The list is long. The oil and gas companies that donated to the inaugural include BP, Citgo and ExxonMobil, which each gave $500,000, and Chevron, which gave $525,000. Three coal company owners—Joseph Craft from Alliance Resource Partners, Christopher Cline from Foresight Reserves and Clifford Forrest from Rosebud Mining—each gave $1 million, while another coal baron, Murray Energy CEO Robert Murray, donated $300,000. And General Motors gave $498,650.

It turned out to be a good investment. The Trump administration repealed the Obama administration’s Clean Power Plan, which would have dramatically reduced coal-fired power plant emissions; withdrew the United States from the Paris climate agreement; and rolled back the Obama administration’s auto fuel economy and emissions standards. According to your report, all of these actions threaten children’s health. How so?

GR: The Trump administration’s attempt to weaken and roll back air pollution standards is especially harmful to children because their lungs are still developing and they engage in more active, outdoor activities than adults. Children exposed to higher air pollution levels can develop serious health problems that affect their lungs and brains.
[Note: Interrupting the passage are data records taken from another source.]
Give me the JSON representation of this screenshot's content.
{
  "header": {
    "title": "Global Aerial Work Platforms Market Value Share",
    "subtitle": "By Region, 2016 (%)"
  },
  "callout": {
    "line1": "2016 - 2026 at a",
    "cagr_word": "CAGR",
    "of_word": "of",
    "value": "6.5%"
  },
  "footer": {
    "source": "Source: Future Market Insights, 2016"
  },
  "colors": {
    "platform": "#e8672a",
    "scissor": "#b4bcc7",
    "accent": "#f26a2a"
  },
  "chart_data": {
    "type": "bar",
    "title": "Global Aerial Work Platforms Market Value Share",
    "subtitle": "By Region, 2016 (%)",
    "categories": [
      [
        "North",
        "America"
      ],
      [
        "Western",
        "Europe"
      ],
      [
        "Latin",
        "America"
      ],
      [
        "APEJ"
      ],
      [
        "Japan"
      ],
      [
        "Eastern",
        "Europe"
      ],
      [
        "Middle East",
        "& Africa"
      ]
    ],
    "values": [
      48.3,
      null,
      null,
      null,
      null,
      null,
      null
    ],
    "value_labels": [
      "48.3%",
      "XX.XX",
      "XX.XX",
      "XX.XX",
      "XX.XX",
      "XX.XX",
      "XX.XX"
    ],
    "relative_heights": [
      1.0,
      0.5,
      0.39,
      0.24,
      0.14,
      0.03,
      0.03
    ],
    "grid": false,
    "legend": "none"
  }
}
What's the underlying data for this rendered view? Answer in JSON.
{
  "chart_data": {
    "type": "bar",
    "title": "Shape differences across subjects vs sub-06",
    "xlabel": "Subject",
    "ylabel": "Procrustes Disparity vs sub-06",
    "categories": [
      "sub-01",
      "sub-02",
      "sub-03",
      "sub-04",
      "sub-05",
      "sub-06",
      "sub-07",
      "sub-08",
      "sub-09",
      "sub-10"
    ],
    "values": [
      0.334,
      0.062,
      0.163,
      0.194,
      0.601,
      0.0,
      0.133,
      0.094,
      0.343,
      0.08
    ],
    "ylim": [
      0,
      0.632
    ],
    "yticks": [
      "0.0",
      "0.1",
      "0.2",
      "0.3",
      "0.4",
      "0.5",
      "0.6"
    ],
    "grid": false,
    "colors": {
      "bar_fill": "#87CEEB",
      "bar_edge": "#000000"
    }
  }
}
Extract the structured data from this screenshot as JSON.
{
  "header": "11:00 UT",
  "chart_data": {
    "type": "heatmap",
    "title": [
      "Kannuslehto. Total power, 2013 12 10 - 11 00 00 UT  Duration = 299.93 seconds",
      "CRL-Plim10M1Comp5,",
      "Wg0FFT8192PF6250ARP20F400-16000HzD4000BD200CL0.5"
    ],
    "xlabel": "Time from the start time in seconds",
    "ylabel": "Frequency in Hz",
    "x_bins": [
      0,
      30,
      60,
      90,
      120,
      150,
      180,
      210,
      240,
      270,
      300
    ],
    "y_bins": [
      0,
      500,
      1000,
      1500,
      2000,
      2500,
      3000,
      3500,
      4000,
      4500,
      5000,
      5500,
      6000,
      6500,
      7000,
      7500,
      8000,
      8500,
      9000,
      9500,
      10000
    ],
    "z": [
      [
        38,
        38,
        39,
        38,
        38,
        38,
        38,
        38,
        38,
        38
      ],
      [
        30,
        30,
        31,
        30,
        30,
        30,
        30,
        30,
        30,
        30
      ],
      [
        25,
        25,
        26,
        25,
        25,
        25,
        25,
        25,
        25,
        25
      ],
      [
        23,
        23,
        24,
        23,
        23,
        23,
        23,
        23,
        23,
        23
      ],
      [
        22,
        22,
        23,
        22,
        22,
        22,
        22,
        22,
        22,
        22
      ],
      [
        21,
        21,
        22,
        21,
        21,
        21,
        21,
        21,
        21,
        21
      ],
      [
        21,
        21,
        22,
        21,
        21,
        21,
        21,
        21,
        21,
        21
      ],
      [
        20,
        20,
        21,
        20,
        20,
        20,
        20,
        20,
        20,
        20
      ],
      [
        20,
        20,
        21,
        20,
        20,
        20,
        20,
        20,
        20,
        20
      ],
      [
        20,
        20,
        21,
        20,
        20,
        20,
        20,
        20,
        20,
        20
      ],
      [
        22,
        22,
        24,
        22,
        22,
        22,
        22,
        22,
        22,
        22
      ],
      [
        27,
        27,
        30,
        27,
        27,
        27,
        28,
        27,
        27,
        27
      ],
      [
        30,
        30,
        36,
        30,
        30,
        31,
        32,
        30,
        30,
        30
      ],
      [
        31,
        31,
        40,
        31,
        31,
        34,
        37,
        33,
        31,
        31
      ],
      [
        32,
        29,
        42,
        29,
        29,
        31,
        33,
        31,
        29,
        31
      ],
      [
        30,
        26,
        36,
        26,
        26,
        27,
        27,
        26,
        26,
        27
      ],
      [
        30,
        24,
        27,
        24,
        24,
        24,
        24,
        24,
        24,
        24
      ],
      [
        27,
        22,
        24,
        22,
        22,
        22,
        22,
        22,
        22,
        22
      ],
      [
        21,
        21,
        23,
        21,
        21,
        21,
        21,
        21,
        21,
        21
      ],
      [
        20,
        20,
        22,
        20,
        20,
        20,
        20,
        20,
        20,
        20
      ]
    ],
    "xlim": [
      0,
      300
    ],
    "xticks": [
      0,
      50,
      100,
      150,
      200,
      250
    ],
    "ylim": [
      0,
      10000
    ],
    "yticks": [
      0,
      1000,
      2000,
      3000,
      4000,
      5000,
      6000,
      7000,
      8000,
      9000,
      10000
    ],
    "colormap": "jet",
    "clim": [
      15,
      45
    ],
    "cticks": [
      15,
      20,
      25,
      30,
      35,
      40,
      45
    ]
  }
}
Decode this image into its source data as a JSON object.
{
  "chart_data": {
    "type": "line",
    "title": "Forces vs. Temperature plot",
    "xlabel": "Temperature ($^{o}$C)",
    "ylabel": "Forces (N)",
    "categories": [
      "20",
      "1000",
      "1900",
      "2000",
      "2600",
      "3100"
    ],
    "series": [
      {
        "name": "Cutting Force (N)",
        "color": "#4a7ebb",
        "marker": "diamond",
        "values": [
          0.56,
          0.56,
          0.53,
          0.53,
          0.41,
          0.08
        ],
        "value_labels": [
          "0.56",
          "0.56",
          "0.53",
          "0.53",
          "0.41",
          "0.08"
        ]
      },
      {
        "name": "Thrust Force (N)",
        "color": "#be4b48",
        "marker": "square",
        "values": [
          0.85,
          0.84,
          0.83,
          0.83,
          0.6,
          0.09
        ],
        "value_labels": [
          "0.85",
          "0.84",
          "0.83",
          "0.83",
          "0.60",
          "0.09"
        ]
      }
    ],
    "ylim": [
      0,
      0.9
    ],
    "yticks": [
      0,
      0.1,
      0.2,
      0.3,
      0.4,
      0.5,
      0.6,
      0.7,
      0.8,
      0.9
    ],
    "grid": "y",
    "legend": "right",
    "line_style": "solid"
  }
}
Over the years, the Clean Air Act and other, related standards have made children healthier by dramatically reducing asthma attacks, respiratory symptoms and the incidence of acute bronchitis. For example, the 2011 Mercury and Air Toxics Standards Rule, which was designed to cut mercury emissions from coal-fired power plants, avoids an estimated 130,000 asthma attacks and 140,000 other respiratory symptoms every year. The Trump EPA is now reconsidering the scientific findings that underpin the rule so it can weaken it or throw it out altogether, which makes no scientific sense.

As for climate change, the complete failure of this administration to accept climate science and act to reduce carbon emissions is putting our children and future generations at risk. Children are particularly vulnerable to the impacts of a warming world. Extreme heat can cause pregnant women to experience abnormally high blood pressure, liver and kidney damage, and premature births, and children are more susceptible to undernutrition, dehydration, and asthma and other respiratory diseases. As a parent and a researcher, I’m deeply disturbed to see what appears to be a callous disregard for children’s health by elected and appointed officials.

EN: I know my last question is beyond the scope of your report, but do you have any recommendations that would help parents protect their children given we have a government that is advancing policies that undermine their health?

GR: I hope our report prompts this question. We are sounding the alarm to encourage parents and everyone else who cares about children to advocate for science-based policies that protect children from these preventable risks.

When it comes to ensuring that we have clean air and water, we depend on our government to institute and enforce safeguards, so we have to hold our elected officials accountable. That means exercising our democratic rights more frequently than once every two years on election day. We need to make sure our elected representatives know that we are watching and demand that they represent our interests over the interest of corporate polluters. Democracy is not a spectator sport.